Ex-soldier dies in prison; killed Iraqi family

LOUISVILLE, Ky. (AP) — A former soldier likely committed suicide in prison where he was serving several life terms for gunning down four members of an Iraqi family while he was deployed to their country.

The case that was the first prosecuted under a new law governing military cases in civilian courts.

Steven Dale Green, 28, of Midland, Texas, was found unresponsive Saturday morning in his cell at the federal penitentiary in Tucson, Ariz., said federal Bureau of Prisons spokesman John Stahley.

Stahley said Green's death is being investigated as a suicide.

Green was a private in the 101st Airborne Division based at Fort Campbell on the Kentucky-Tennessee state line when he deployed to Iraq.

Green and three other soldiers went to the home of an Iraqi family in Mahmoudiya, near a traffic checkpoint in March 2006. At the home, Green shot and killed three members of the al-Janabi family before becoming the third soldier to rape 14-year-old Abeer Qassim al-Janabi before killing her. He was convicted and sentenced in 2009.

Three other soldiers — Jesse Spielman, Paul Cortez and James Barker — are serving lengthy sentences in the military prison at Fort Leavenworth, Kan., for their roles in the attack. Each is eligible for parole in 2015.
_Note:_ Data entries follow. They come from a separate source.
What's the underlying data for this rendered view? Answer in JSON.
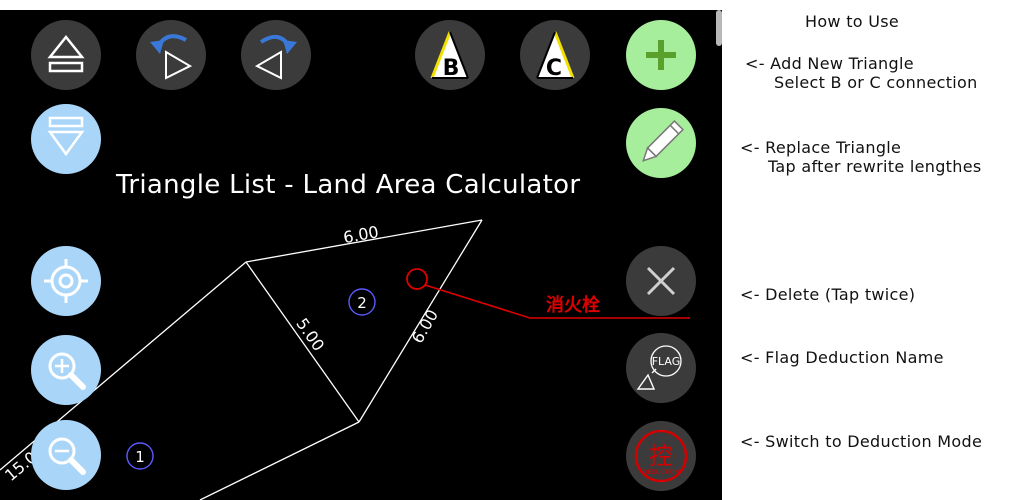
{
  "canvas": {
    "title": "Triangle List - Land Area Calculator",
    "edge_labels": {
      "top": "6.00",
      "shared": "5.00",
      "right": "6.00",
      "left": "15.0"
    },
    "triangle_numbers": {
      "first": "1",
      "second": "2"
    },
    "deduction_text": "消火栓",
    "colors": {
      "background": "#000000",
      "lines": "#ffffff",
      "marker": "#dd0000",
      "number_circle": "#5a5aff"
    }
  },
  "toolbar": {
    "eject_up": {
      "icon": "eject-up-icon"
    },
    "eject_down": {
      "icon": "eject-down-icon"
    },
    "rotate_left": {
      "icon": "rotate-ccw-triangle-icon"
    },
    "rotate_right": {
      "icon": "rotate-cw-triangle-icon"
    },
    "connect_b": {
      "icon": "triangle-b-icon",
      "label": "B"
    },
    "connect_c": {
      "icon": "triangle-c-icon",
      "label": "C"
    },
    "add": {
      "icon": "plus-icon"
    },
    "replace": {
      "icon": "pencil-icon"
    },
    "delete": {
      "icon": "close-icon"
    },
    "flag": {
      "icon": "flag-icon",
      "label": "FLAG"
    },
    "deduction": {
      "icon": "deduction-stamp-icon",
      "glyph": "控",
      "small_text": "DEDUCTION"
    },
    "locate": {
      "icon": "crosshair-icon"
    },
    "zoom_in": {
      "icon": "zoom-in-icon"
    },
    "zoom_out": {
      "icon": "zoom-out-icon"
    }
  },
  "help": {
    "heading": "How to Use",
    "add": {
      "line1": "<- Add New Triangle",
      "line2": "Select B or C connection"
    },
    "replace": {
      "line1": "<- Replace Triangle",
      "line2": "Tap after rewrite lengthes"
    },
    "delete": "<- Delete (Tap twice)",
    "flag": "<- Flag Deduction Name",
    "deduction": "<- Switch to Deduction Mode"
  }
}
Green was the first American soldier charged and convicted under the Military Extraterritorial Jurisdiction Act. Signed in 2000, that law gives the federal government jurisdiction to pursue criminal cases against U.S. citizens and soldiers for acts committed in foreign lands.

Green was discharged from the military in May 2006 after being found to have a personality disorder.

In multiple interviews from prison with The Associated Press, Green frequently expressed regret at taking part in the attack and frustration that he was tried and convicted in the civilian system, which does not afford inmates parole, while the others involved went through the military justice system and have a chance to be released from prison.

"I was made to pay for all the war crimes. I'm the only one here in federal prison," Green said in an October 2013 interview. "I think they plan to throw away the key in my situation."

The attack on the al-Janabi family happened at a particularly violent point in the U.S.-led Iraq war.

Green and his fellow soldiers were stationed for several weeks at a traffic checkpoint near Mahmoudiya in an area known as the "Triangle of Death" when, after an afternoon of card playing, sex talk and drinking Iraqi whiskey, the four soldiers went to the al-Janabi home about 20 miles south of Baghdad.

Green shot and killed the teen's mother, father and sister, then followed Cortez and Barker in raping the girl before shooting her in the face. Her body was set on fire. Spielman had told AP he didn't know what the other soldiers had planned and merely stood watch near the front of the house.

Barker and Cortez pleaded guilty and acknowledged taking part in the rape. Spielman went to trial and was convicted because prosecutors said he knew what was planned. A fourth soldier, Bryan Howard, stayed behind at the checkpoint and later pleaded guilty to being an accessory. He served 27 months in Fort Leavenworth.

A federal jury in Paducah spared Green a death sentence in May 2009, but U.S. District Judge Thomas B. Russell ordered Green to serve multiple life sentences.

"I was punished out of proportion to everybody else," Green said in October. "I'm not a victim, but I haven't been treated fairly. Not even remotely close. That's all I ever asked for was to be treated the same. They just won't do it. I don't know why."